Large language models (LLMs), such as those used in AI chatbots, are complex, and scientists are still trying to understand how they function. Researchers from MIT and other institutions conducted a study to understand how these models retrieve stored knowledge. They found that LLMs usually use a simple linear function to recover and decode information. This function applies to similar kinds of facts.
Linear functions are equations involving two variables without any exponents. The researchers identified linear functions for different facts, leveraging them to determine what the model knows about different subjects and the location of such knowledge within the model. A technique was developed to estimate these functions and it was discovered that even when the model answered incorrectly, it often had the correct information stored.
This approach could be used in the future to find and correct misunderstandings inside the model, decreasing the chance of incorrect or nonsensical responses. The paper detailing the findings was written by graduate students from MIT and Northeastern University, along with faculty members from the respective institutions. The research will be presented at the International Conference on Learning Representations.

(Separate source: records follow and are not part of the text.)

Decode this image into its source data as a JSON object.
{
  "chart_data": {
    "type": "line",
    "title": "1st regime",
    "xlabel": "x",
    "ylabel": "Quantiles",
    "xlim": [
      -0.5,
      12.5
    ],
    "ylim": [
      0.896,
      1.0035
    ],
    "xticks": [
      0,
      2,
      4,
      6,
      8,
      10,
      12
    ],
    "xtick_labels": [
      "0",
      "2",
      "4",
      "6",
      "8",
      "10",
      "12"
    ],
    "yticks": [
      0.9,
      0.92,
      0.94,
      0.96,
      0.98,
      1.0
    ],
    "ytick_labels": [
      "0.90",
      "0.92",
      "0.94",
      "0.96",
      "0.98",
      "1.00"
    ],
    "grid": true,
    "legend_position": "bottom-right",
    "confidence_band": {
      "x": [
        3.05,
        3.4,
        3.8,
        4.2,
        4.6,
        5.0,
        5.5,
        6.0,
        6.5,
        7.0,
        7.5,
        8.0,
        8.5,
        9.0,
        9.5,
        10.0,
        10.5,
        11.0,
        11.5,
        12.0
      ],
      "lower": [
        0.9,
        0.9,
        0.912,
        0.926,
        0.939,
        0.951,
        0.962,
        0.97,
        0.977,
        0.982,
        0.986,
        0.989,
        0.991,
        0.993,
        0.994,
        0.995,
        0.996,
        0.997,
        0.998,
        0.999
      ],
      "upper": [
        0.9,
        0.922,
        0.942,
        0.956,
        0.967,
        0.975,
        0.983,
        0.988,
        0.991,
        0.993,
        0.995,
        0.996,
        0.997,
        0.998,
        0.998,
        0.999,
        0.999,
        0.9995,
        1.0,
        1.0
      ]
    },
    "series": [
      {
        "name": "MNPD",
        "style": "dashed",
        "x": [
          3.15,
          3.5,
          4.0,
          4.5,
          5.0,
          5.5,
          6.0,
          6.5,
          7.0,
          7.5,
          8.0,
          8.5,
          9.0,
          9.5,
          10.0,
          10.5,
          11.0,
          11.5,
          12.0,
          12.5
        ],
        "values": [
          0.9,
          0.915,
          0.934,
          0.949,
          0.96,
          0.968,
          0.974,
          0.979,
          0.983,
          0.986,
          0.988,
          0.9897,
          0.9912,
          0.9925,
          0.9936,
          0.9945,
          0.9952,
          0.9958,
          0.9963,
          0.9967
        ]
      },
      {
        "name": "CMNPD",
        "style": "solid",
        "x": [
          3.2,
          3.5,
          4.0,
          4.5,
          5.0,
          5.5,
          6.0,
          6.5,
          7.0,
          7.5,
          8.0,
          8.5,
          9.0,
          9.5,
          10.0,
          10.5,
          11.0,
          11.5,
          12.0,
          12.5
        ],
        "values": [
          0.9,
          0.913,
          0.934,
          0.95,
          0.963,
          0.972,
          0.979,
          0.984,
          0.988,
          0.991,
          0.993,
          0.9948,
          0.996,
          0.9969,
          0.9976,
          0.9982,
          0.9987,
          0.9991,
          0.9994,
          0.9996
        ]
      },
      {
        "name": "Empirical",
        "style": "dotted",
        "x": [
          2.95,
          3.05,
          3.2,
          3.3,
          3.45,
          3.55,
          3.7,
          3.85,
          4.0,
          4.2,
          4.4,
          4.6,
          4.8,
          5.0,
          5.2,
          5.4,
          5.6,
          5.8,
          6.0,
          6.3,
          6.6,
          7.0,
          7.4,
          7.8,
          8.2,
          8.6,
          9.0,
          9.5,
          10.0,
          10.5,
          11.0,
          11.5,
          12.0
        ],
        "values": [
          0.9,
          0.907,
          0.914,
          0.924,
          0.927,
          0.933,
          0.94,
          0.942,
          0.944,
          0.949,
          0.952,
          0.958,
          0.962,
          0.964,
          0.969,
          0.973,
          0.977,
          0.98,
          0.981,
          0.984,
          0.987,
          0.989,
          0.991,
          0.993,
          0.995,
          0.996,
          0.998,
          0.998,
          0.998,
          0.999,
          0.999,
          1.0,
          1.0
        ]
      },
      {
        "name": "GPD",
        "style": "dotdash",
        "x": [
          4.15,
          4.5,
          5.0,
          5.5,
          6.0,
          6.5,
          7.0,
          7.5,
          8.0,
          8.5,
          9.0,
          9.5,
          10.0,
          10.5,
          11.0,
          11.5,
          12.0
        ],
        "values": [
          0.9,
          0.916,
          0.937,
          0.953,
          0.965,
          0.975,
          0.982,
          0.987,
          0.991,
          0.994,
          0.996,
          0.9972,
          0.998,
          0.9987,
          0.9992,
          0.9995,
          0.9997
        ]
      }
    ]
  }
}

The researchers explained that LLMs, also described as transformer models, are comparable to the human brain’s neural networks, containing billions of interconnected nodes that are grouped into many layers which encode and process data. The knowledge stored in transformers is usually represented as relations connecting subjects and objects, such as “Miles Davis plays the trumpet”.
The researchers carried out experiments and found that even though these models are complex, they decode relational information using a simple linear function. Each function is particular to the type of detail being retrieved. The team developed a method to estimate these functions, computing functions for 47 different relations.
Not all facts are linearly encoded, and for some facts, even when the model is aware of them and predicts text that is consistent, linear functions cannot be found. This suggests that the model has a more intricate method of information storage.
The team also used this method to perceive what a model believes is true about varying subjects. They utilised a probing technique to produce an “attribute lens,” a grid visualizing where exact information about a particular relation is stored within the model’s layers. This could help prevent AI chatbots from dispensing false information.
Looking forward, the researchers aim to understand scenarios where facts are not stored linearly. They also wish to experiment with larger models and study the precision of linear decoding functions. The work has been hailed as revealing a missing part of understanding how LLMs recall factual information during inference. The research was supported by Open Philanthropy, the Israeli Science Foundation, and an Azrieli Foundation Early Career Faculty Fellowship.